Borrowers who find themselves in trouble have often turned to riskier (and often more expensive) private student loans before exhausting their federal student loan eligibility. Federal student loans offer protections like fixed interest rates, income-based repayment and loan forgiveness provisions that are lacking in private student loans. In 2008, 64 percent of private loan borrowers didn’t exhaust their federal loan options and 26 percent didn’t borrow any federal loans, according to the Institute for College Access and Success.
Fortunately, this is easily correctable. All lenders should be required to have colleges certify a private loan before disbursing it, so schools will know who is getting these loans and can counsel them.
High-debt borrowers often get into trouble because they don’t fully understand the risks, repayment responsibilities and total cost of their borrowing. A recent National Economic Research Associates survey of 6,500 high-debt student loan borrowers found that 65 percent misunderstood or were surprised by aspects of their student loans or the student loan process.

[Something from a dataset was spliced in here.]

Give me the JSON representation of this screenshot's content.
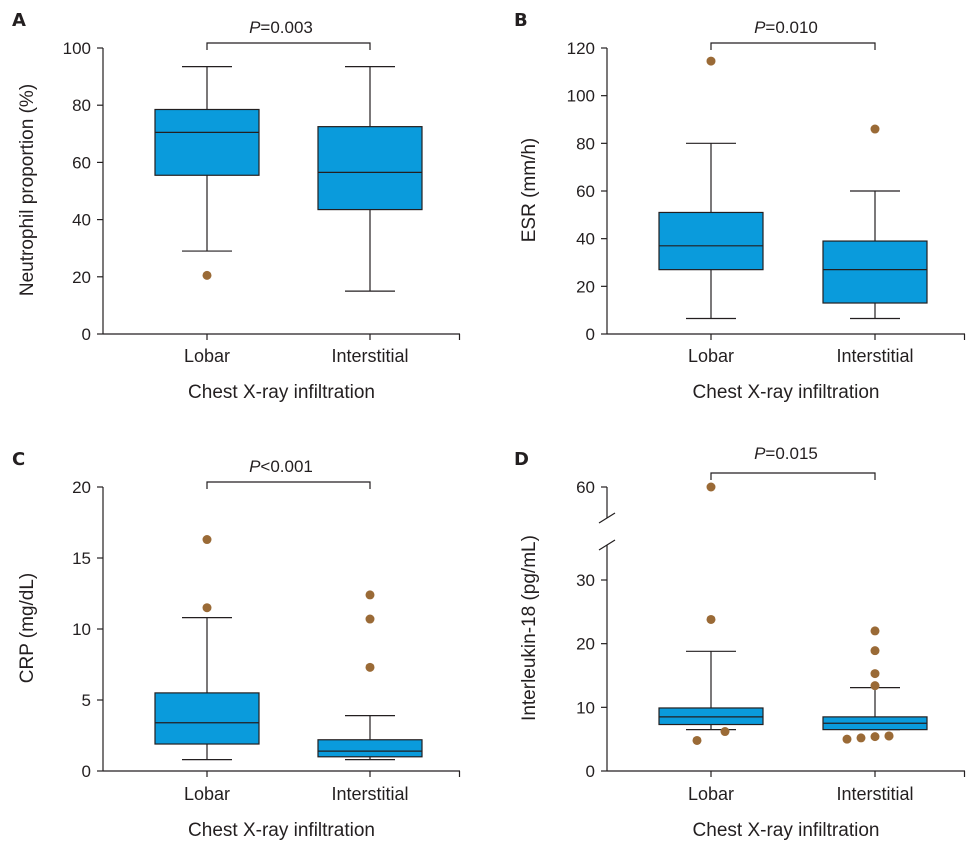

Unlike the federal loan process where the school certifies a student’s cost of attendance and loan amounts, the private process only requires schools to provide students with the information they need to confirm their enrollment, cost of attendance and the financial aid they have already received. Until there is a streamlined method for schools to track all private borrowers, schools will continue to waste valuable resources finding them. These resources would be better spent advising students on how to best finance their education.
Consumer and student advocates, private loan companies and the higher education community have all asked Congress to pass legislation that would require private loans to be certified by the school before a single dollar can be disbursed. This would provide a crucial opportunity for financial aid offices to identify borrowers who are at risk of taking on unmanageable debt loads or haven’t exhausted other financial aid opportunities.
Justin Draeger is president and chief execuive of the National Association of Student Financial Aid Administrators.